Découvrez comment optimiser les tempos d'exécution en musculation pour améliorer la performance grâce à une approche personnalisée.
Dans ce #1/4 Heure Neuro, nous abordons la question cruciale des tempos d'exécution en musculation et leur impact sur la performance. Souvent matérialisés par une série de quatre chiffres (par exemple, 4010), les tempos segmentent le mouvement en différentes phases de contraction : excentrique, isométrique et concentrique. Cette approche, popularisée par Charles Poliquin, permet de focaliser l'entraînement sur des régimes de contraction spécifiques et d'influencer la performance.

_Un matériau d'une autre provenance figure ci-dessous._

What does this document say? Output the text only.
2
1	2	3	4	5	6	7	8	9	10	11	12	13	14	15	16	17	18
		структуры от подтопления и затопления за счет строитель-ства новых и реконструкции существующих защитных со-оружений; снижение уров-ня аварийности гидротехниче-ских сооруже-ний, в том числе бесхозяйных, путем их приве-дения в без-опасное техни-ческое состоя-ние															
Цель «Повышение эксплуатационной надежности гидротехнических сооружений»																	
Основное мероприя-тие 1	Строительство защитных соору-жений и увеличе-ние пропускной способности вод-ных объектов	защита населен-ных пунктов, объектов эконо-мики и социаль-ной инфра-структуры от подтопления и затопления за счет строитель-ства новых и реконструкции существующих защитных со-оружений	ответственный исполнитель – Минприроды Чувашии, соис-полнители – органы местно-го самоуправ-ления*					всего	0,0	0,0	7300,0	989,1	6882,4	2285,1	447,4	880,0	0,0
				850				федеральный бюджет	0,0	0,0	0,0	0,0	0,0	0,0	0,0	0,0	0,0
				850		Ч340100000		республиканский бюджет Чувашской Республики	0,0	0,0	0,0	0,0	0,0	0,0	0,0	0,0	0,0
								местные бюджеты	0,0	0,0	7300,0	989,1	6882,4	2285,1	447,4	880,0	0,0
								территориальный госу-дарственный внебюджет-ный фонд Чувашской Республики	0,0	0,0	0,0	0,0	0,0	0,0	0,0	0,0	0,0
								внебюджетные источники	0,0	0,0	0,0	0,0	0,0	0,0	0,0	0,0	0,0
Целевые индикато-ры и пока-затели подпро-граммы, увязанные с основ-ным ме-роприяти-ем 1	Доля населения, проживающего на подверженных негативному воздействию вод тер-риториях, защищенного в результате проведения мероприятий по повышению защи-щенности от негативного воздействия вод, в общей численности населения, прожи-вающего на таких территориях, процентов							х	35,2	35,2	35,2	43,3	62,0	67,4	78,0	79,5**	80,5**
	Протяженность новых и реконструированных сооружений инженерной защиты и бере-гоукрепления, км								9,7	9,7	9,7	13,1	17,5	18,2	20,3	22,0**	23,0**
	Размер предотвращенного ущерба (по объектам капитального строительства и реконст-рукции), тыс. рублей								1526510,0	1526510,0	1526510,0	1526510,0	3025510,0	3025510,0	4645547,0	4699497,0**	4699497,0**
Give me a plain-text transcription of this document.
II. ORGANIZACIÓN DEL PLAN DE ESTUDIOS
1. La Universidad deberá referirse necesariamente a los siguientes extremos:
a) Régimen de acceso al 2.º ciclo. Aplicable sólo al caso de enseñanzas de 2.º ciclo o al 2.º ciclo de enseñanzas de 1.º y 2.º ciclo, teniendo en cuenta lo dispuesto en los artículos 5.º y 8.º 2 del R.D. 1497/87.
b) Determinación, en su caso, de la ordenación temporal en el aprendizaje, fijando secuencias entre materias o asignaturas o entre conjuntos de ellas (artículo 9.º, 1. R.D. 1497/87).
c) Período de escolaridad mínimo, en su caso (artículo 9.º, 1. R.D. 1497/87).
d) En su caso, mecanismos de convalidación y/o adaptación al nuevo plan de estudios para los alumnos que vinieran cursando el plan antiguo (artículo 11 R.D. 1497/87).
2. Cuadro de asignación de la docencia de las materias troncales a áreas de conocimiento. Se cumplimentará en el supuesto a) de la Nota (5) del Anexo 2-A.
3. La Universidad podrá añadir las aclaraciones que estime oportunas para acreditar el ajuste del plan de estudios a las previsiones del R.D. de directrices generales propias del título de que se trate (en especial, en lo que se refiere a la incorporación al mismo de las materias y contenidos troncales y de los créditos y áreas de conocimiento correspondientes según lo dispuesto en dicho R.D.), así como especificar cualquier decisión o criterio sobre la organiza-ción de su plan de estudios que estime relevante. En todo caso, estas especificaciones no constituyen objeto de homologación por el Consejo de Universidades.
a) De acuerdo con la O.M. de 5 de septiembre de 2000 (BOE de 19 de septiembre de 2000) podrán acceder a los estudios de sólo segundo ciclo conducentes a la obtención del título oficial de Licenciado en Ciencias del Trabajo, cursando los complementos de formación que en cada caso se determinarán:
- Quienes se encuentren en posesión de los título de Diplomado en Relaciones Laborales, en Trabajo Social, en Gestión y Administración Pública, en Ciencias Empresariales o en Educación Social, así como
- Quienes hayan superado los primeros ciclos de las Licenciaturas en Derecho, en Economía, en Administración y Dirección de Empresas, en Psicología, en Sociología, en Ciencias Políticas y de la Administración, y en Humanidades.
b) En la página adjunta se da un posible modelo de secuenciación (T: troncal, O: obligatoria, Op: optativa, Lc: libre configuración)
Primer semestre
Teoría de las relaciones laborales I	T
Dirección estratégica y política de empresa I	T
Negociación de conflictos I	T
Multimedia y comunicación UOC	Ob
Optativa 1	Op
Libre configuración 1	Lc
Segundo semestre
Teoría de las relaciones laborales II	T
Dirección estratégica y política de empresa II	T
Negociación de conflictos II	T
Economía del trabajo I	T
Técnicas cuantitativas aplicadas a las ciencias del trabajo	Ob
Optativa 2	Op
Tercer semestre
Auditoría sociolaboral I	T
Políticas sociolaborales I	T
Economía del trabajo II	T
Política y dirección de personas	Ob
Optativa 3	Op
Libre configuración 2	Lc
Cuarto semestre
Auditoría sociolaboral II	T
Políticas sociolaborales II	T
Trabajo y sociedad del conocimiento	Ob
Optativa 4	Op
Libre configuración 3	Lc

Au-delà de l'aspect mécanique, il est essentiel de considérer l'activation corticale et le système nerveux central. Chaque type de contraction génère une stimulation différente du cerveau, ce qui ouvre la voie à une optimisation personnalisée de l'entraînement en fonction des besoins individuels de l'athlète.
Les tempos consistent à découper un mouvement en fonction des régimes de contraction. Un tempo comme 4010 signifie : 4 secondes de phase excentrique (descente), 0 seconde de pause en bas, 1 seconde de phase concentrique (montée) et 0 seconde de pause en haut. En variant ces chiffres, on met l'accent sur une phase particulière du mouvement, permettant ainsi de cibler des qualités spécifiques.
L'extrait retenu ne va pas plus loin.